En plus, ESP Disk pourrait publier les cinq pièces révélées par ce « bootleg » en le couplant avec les faces de l’album Prophecy original ? Ou rééditer My Name Is Albert Ayler/ Free Jazz, Spirits a/k/a Witches and Devils, Ghosts a/k/a Vibrations, et Going Home a/k/a Sweet Low, Sweet Chariot en coffret par exemple. Les droits en ont été vendus par l’ineffable Alan Bates (Black Lion/Freedom) à la société allemande DA Music qui a réédité seulement Spirits à la sauvette. En effet, ces albums ne sont plus disponibles et certains ont été réédités vaille que vaille en vinyle par Klimt, Jeanne Dielman et Skokiaan cette dernière décennie.

Premier album de Sonny Murray : Sonny’s Time Now.
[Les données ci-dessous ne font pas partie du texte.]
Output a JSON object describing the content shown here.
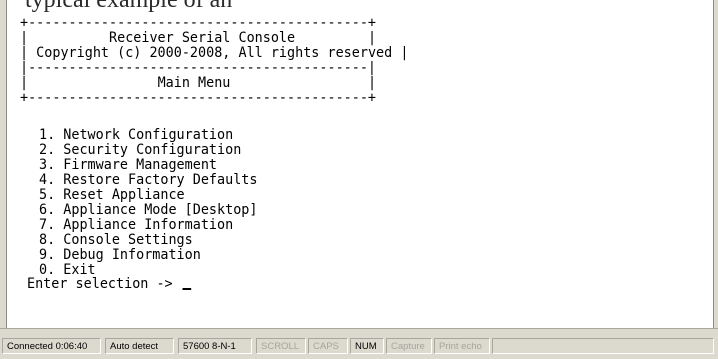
{
  "top_strip": {
    "ghost_text": "typical example of an"
  },
  "console": {
    "frame_lines": [
      "+------------------------------------------+",
      "|          Receiver Serial Console          |",
      "| Copyright (c) 2000-2008, All rights reserved |",
      "|------------------------------------------|",
      "|                Main Menu                 |",
      "+------------------------------------------+"
    ],
    "title": "Receiver Serial Console",
    "copyright": "Copyright (c) 2000-2008, All rights reserved",
    "menu_title": "Main Menu",
    "menu_items": [
      "1. Network Configuration",
      "2. Security Configuration",
      "3. Firmware Management",
      "4. Restore Factory Defaults",
      "5. Reset Appliance",
      "6. Appliance Mode [Desktop]",
      "7. Appliance Information",
      "8. Console Settings",
      "9. Debug Information",
      "0. Exit"
    ],
    "prompt": "Enter selection -> "
  },
  "statusbar": {
    "connection": "Connected 0:06:40",
    "detect": "Auto detect",
    "port_settings": "57600 8-N-1",
    "scroll": "SCROLL",
    "caps": "CAPS",
    "num": "NUM",
    "capture": "Capture",
    "print_echo": "Print echo"
  },
  "colors": {
    "terminal_bg": "#ffffff",
    "terminal_fg": "#000000",
    "chrome": "#dcd9cf",
    "disabled_text": "#a8a59c"
  }
}
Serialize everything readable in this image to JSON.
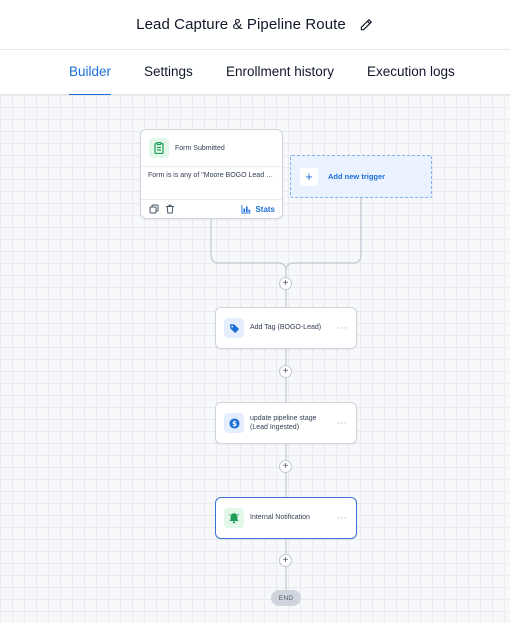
{
  "header": {
    "title": "Lead Capture & Pipeline Route",
    "edit_icon": "pencil-icon"
  },
  "tabs": [
    {
      "label": "Builder",
      "active": true
    },
    {
      "label": "Settings",
      "active": false
    },
    {
      "label": "Enrollment history",
      "active": false
    },
    {
      "label": "Execution logs",
      "active": false
    }
  ],
  "trigger": {
    "icon": "form-clipboard-icon",
    "title": "Form Submitted",
    "condition": "Form is is any of \"Moore BOGO Lead Capture\"",
    "footer": {
      "copy_icon": "copy-icon",
      "delete_icon": "trash-icon",
      "stats_label": "Stats",
      "stats_icon": "bar-chart-icon"
    }
  },
  "add_trigger": {
    "label": "Add new trigger",
    "icon": "plus-icon"
  },
  "actions": [
    {
      "icon": "tag-icon",
      "label": "Add Tag (BOGO-Lead)"
    },
    {
      "icon": "dollar-icon",
      "label_line1": "update pipeline stage",
      "label_line2": "(Lead Ingested)"
    },
    {
      "icon": "bell-icon",
      "label": "Internal Notification"
    }
  ],
  "plus_symbol": "+",
  "more_symbol": "···",
  "end_label": "END",
  "colors": {
    "accent": "#1d6fd8",
    "selected_border": "#3b72d8",
    "connector": "#c4c9d2"
  }
}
Jihad 663 ! Réédité par DIW au Japon avec une édition contenant un 45t (DIW 25002) et récemment par Skokiaan (unofficial !).
Albert Ayler, Don Cherry, Henry Grimes, Lewis Worrell, Sonny Murray et Leroy Jones (Amiri Baraka)  sur Black Art. 1/ Virtue 2/ Justice 3/ Black Art 4/ The Lie (The Lie inclus dans le DIW 25002 en 45T). Figurez – vous : c’est le collector absolu : cet album rarissime a été réédité soigneusement au Japon par le label DIW en 1986 et une des deux éditions fac-simile contenait un 45 tours avec un morceau complémentaire, The Lie, sur la face A. Mais c’est avant tout aussi un document extraordinaire au point de vue musical. En effet, Black Art nous fait entendre la faconde de Leroy Jones qui récite son poème Black Art avec une intensité fascinante alors que les musiciens improvisent librement leurs parties illustrant in vivo les intentions du texte dit par le poète. Les interventions des musiciens y sont électrisantes, malgré la qualité très moyenne de la gravure.  Ils ne suivent pas une trame mélodique ou un quelconque arrangement. Leur action spontanée préfigure l’improvisation libre totale. Par une coïncidence troublante, j’ai trouvé une version inconnue de Sonny’s Time Now il y a quelques années chez Collector’s à Bruxelles pour un prix très raisonnable. Le recto de la pochette noire en papier cartonné semble en tous points identique à l’original avec cette magnifique photo de Sonny Murray portant lunettes et vu au travers d’une lucarne. Mais le label central est différent du Jihad 663 homologué par Discogs : un papier blanc presque transparent collé à la main au lieu du macaron rouge vif de l’original. Les indications sont similaires mais la police de caractères diverge. Je suppose qu’il s’agit d’un pressage test ou d’une édition « pirate » au départ du master. En effet, le numéro de matrice est identique sur le vinyle. Le numéro de catalogue de Jihad Productions pour ce disque, 663, provient du numéro de la boîte postale du label. Ce qui est un peu normal pour une musique aussi insaisissable. J’ajoute encore que Jihad Productions était dirigé par le poète Leroi Jones a/k/a Amiri Baraka et son stock d’albums Sonny’s Time Now  aurait péri dans l’inondation de sa cave. Sans doute cela explique l’apparence de cet album que j’ai dans les mains.

Bells & Spirits Rejoice ESP 1010 et ESP 1020
1/5/1965 Judson Hall. Bells : Albert Ayler, Donald Ayler, Charles Tyler, Lewis Worrell, Sunny Murray.
Septembre 1965 Judson Hall. Spirits Rejoice : Albert Ayler, Donald Ayler, Charles Tyler, Gary Peacock, Henry Grimes, Sunny Murray.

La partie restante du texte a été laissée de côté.